There’s A New Age Of Customer Engagement

Human resources, CRM and social media concept - officer choose person represented by icon.

Businesses today face a double whammy when it comes to marketing, argues Veronica Mikhail, director of marketing Asia Pacific and Japan for CRM software provider SugarCRM and Marc Englaro, director of customer insight for customer experience agency and technology provider, Squiz in this opinion piece.

Firstly, consumers aren’t as loyal as they used to be, and secondly they look to each other for recommendations and guidance before making purchase decisions rather than the brands they’re weighing up.

The rise of the Internet and social media has shifted power from traditional advertisers to consumers, so brands can no-longer dictate the communication agenda. That’s why customer advocacy – not satisfaction – should be a goal for every organisation.
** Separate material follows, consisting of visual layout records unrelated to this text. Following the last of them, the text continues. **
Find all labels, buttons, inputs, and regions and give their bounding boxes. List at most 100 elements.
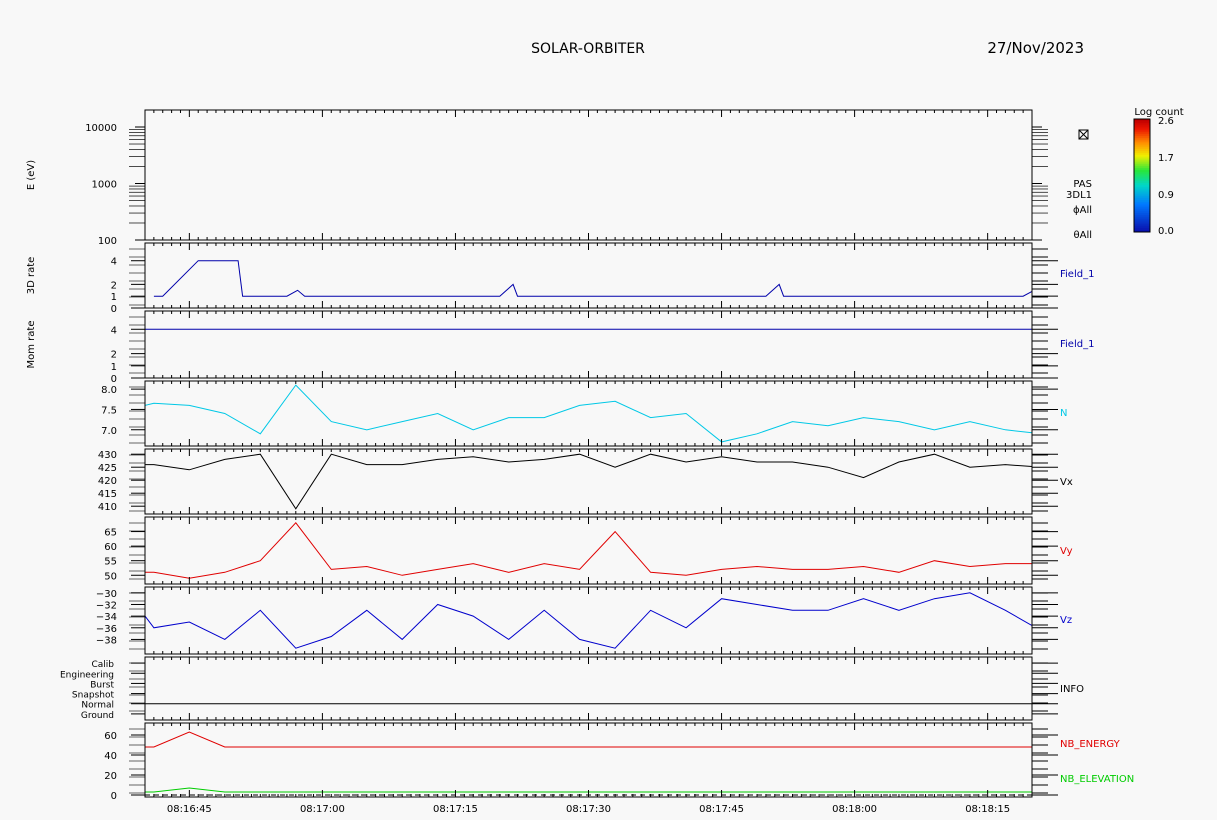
- colorbar-cell: [1134, 186, 1150, 190]
- colorbar-cell: [1134, 130, 1150, 133]
- colorbar-cell: [1134, 149, 1150, 152]
- colorbar-cell: [1134, 198, 1150, 201]
- colorbar-cell: [1134, 220, 1150, 224]
- colorbar-cell: [1134, 196, 1150, 199]
- y-tick-label: 1000: [92, 180, 117, 191]
- colorbar-cell: [1134, 228, 1150, 231]
- time-tick-label: 08:18:15: [965, 804, 1010, 815]
- colorbar-frame: [1133, 118, 1151, 233]
- y-tick-label: 7.5: [101, 405, 117, 416]
- panel-background: [145, 311, 1032, 378]
- colorbar-cell: [1134, 213, 1150, 216]
- colorbar-cell: [1134, 188, 1150, 192]
- colorbar-cell: [1134, 224, 1150, 227]
- spectrogram-right-label: PAS: [1073, 179, 1092, 190]
- series-line-vy: [145, 522, 1032, 579]
- colorbar-cell: [1134, 230, 1150, 233]
- y-tick-label: Normal: [81, 701, 114, 711]
- time-tick-label: 08:18:00: [832, 804, 877, 815]
- colorbar-cell: [1134, 181, 1150, 184]
- y-tick-label: −38: [96, 635, 117, 646]
- panel-background: [145, 587, 1032, 654]
- colorbar-cell: [1134, 164, 1150, 167]
- time-tick-label: 08:17:30: [566, 804, 611, 815]
- y-tick-label: 10000: [85, 123, 117, 134]
- colorbar-title: Log count: [1134, 107, 1183, 118]
- time-tick-label: 08:17:15: [433, 804, 478, 815]
- series-label: INFO: [1060, 684, 1084, 695]
- y-tick-label: 55: [104, 557, 117, 568]
- y-tick-label: Engineering: [60, 670, 114, 680]
- series-line-field_1: [153, 260, 1032, 297]
- colorbar-cell: [1134, 119, 1150, 122]
- y-tick-label: −34: [96, 612, 117, 623]
- colorbar-cell: [1134, 222, 1150, 225]
- colorbar-cell: [1134, 132, 1150, 135]
- spectrogram-right-label: θAll: [1073, 230, 1092, 241]
- series-line-n: [145, 384, 1032, 443]
- colorbar-cell: [1134, 201, 1150, 205]
- colorbar-cell: [1134, 154, 1150, 158]
- colorbar-cell: [1134, 177, 1150, 180]
- colorbar-cell: [1134, 175, 1150, 178]
- colorbar-cell: [1134, 215, 1150, 218]
- y-tick-label: 50: [104, 571, 117, 582]
- colorbar-cell: [1134, 158, 1150, 161]
- y-tick-label: Calib: [91, 660, 114, 670]
- colorbar-cell: [1134, 122, 1150, 126]
- panel-background: [145, 517, 1032, 584]
- colorbar-cell: [1134, 207, 1150, 210]
- series-label: Vx: [1060, 477, 1073, 488]
- colorbar-cell: [1134, 216, 1150, 220]
- colorbar-cell: [1134, 156, 1150, 160]
- panel-background: [145, 449, 1032, 514]
- colorbar-cell: [1134, 135, 1150, 139]
- y-tick-label: 8.0: [101, 385, 117, 396]
- colorbar-cell: [1134, 183, 1150, 186]
- series-label: NB_ENERGY: [1060, 739, 1121, 750]
- series-line-nb_energy: [145, 731, 1032, 748]
- colorbar-cell: [1134, 171, 1150, 175]
- y-axis-label: Mom rate: [26, 321, 37, 369]
- colorbar-cell: [1134, 134, 1150, 137]
- colorbar-cell: [1134, 169, 1150, 173]
- colorbar-cell: [1134, 184, 1150, 188]
- y-tick-label: 20: [104, 771, 117, 782]
- colorbar-cell: [1134, 141, 1150, 144]
- colorbar-cell: [1134, 145, 1150, 148]
- y-tick-label: 0: [111, 374, 117, 385]
- y-tick-label: 420: [98, 476, 117, 487]
- y-tick-label: 410: [98, 502, 117, 513]
- figure-date: 27/Nov/2023: [987, 39, 1084, 57]
- colorbar-gradient: [1133, 118, 1151, 233]
- series-line-nb_elevation: [145, 787, 1032, 793]
- panel-background: [145, 110, 1032, 240]
- colorbar-tick-label: 0.0: [1158, 226, 1174, 237]
- colorbar-cell: [1134, 199, 1150, 203]
- y-tick-label: 60: [104, 542, 117, 553]
- colorbar-cell: [1134, 218, 1150, 222]
- series-label: N: [1060, 408, 1067, 419]
- y-tick-label: −36: [96, 624, 117, 635]
- colorbar-cell: [1134, 190, 1150, 193]
- colorbar-cell: [1134, 120, 1150, 124]
- colorbar-cell: [1134, 211, 1150, 214]
- colorbar-cell: [1134, 147, 1150, 150]
- series-label: Vz: [1060, 615, 1072, 626]
- y-tick-label: 0: [111, 304, 117, 315]
- colorbar-cell: [1134, 128, 1150, 131]
- colorbar-cell: [1134, 179, 1150, 182]
- colorbar-cell: [1134, 152, 1150, 156]
- figure-title: SOLAR-ORBITER: [531, 41, 645, 57]
- y-tick-label: 100: [98, 236, 117, 247]
- y-tick-label: −30: [96, 589, 117, 600]
- y-tick-label: 65: [104, 528, 117, 539]
- colorbar-cell: [1134, 124, 1150, 128]
- colorbar: Log count 2.6 1.7 0.9 0.0: [1133, 107, 1184, 237]
- y-tick-label: 1: [111, 292, 117, 303]
- panel-background: [145, 657, 1032, 720]
- crossed-box-icon: [1078, 129, 1089, 140]
- colorbar-tick-label: 0.9: [1158, 190, 1174, 201]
Marketers need to understand what loyalty means today, and enable positive word-of-mouth, or watch as competitors devour their market share.

The loss of loyalty

Over the years, it has been very common for businesses to measure customer loyalty through a relatively shallow view of “satisfaction”. The principle was that satisfied customers would be loyal to the brand and purchase more over time. Marketing teams simply needed to present offers to satisfied customers at every opportunity.

But customer loyalty has become so difficult to maintain that some believe it’s a thing of the past. The blame is often placed on technology, fierce competition and ever-increasing customer demands and expectations.
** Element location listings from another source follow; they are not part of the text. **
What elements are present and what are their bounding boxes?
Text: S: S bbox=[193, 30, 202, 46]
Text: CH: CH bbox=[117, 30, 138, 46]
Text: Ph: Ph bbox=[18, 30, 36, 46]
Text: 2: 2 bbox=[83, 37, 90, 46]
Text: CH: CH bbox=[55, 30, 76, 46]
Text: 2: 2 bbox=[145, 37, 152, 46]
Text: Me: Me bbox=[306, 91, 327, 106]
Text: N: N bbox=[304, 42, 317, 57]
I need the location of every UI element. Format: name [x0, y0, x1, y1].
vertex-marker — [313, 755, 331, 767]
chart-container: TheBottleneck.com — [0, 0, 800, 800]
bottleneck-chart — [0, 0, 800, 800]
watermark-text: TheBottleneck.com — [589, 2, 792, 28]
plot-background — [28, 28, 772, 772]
The satisfaction principle may once have been sound, but those still relying on it to define loyalty and pin their marketing hopes on, are getting left behind.

Satisfaction is obsolete

The problem with customers who are passively satisfied is that they aren’t necessarily advocates. If a customer isn’t telling others how great your product or service is, you’re missing out on influencing the buying behaviour of future customers.

The difference between customers who are active advocates and those who are simply satisfied, is neatly illustrated by the Net Promoter Score (NPS) survey methodology. The NPS approach asks a single question:

“On a scale of 0 to 10, how likely are you to recommend our business to a friend or colleague?”
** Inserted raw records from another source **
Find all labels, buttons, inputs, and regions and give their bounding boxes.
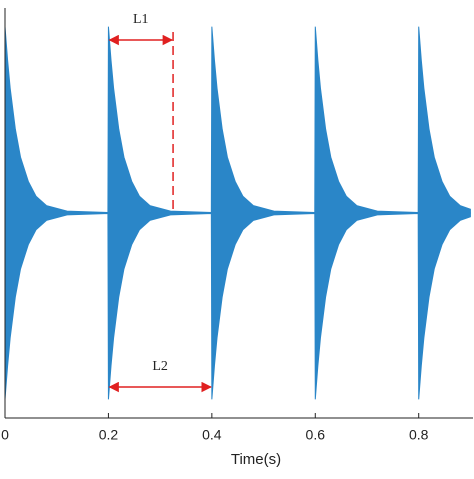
x-axis-label: Time(s): [231, 451, 281, 468]
x-tick-label: 0.4: [202, 427, 222, 443]
annotation-label: L1: [133, 12, 149, 27]
x-tick-label: 0.8: [409, 427, 429, 443]
x-tick-label: 0: [1, 427, 9, 443]
signal-envelope: [4, 212, 471, 400]
annotation-label: L2: [152, 359, 168, 374]
x-tick-label: 0.2: [99, 427, 119, 443]
signal-envelope: [4, 26, 471, 214]
x-tick-label: 0.6: [306, 427, 326, 443]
The objective of this approach is to determine the proportion of customers who are “promoters” and subtract the proportion who are “detractors” to get the net result. Those who are simply satisfied and passive, (i.e. neither promoters nor detractors), aren’t factored into the equation at all. Therein lies a massive wasted opportunity.

So how do you turn passively satisfied customers into active promoters?

Customer Engagement

Simply focusing on sales conversions can damage long-term loyalty. Broadcasting non-interactive, one-size-fits-all communication generally leaves consumers disinterested at best. The key is to enter into a wider conversation with consumers, understand and appeal to them individually, and inspire them towards brand advocacy in their own conversations.

Customer engagement occurs over a long period of time. The lifecycle for engagement can begin a long time before a decision to purchase is finally made, and long after purchase. It’s not enough to focus solely on the checkout experience.

With success comes higher expectations

As customers share more information with businesses, their expectations also increase. Customers are expecting nothing less than a highly personalised experience that takes into account their buying history, previous interactions, who they are and what they’re interested in.

For example, when a repeat visitor arrives at a hotel, they expect the person checking them in to have access to previously provided information. They also expect a quick, seamless and personalised service.

To add to the challenge, customers these days judge and measure experience against the best in every industry.

The answer is rather simple: pay scrupulous attention to customer profiles and shape interactions accordingly.

3 golden rules for Customer Engagement

Know thy customers

If existing and future customers are willingly sharing information with businesses, they expect you to recognise them from one interaction to the next.  Taking into account demographics, preferences and context when you’re building a profile database from the first interaction, will enable you to tailor the experience to each individual and provide a much more personalised service.

Communicate wisely

A consumer is exposed to 300 to 3,000 marketing messages every day, most of which aren’t even noticed, let alone absorbed.

To cut through this noise, develop your brand’s reputation around useful, interesting and engaging information. When a consumer looks forward to messages from your brand, the likelihood of them paying attention and taking action is so much higher.

Engage outside the buying cycle

Customers want to care about brands. Apple, Nike and Canon all have strong engagement programs, and they all work hard to maintain customer loyalty, providing customers with opportunities to engage outside the traditional purchase process. By doing so, they add value and introduce a better experience at each interaction.

Customers demand to be heard and involved. It’s up to you to understand them better and cultivate a long-term relationship. The most successful brands will thrive by driving advocacy with this customer-centric business model.

Nowadays, organisations have access to a wealth of customer data gathered from a range of sources. If this data isn’t put to good use through personalised engagement and service, businesses are missing an opportunity to turn customers into their brand advocates. If your customers are not raving about your products or services to their peers, you don’t stand a chance with loyalty, or satisfaction for that matter. With the right systems in place and engaging with your customers on a meaningful and personal level, you can enable your customers to become your brand’s advocates.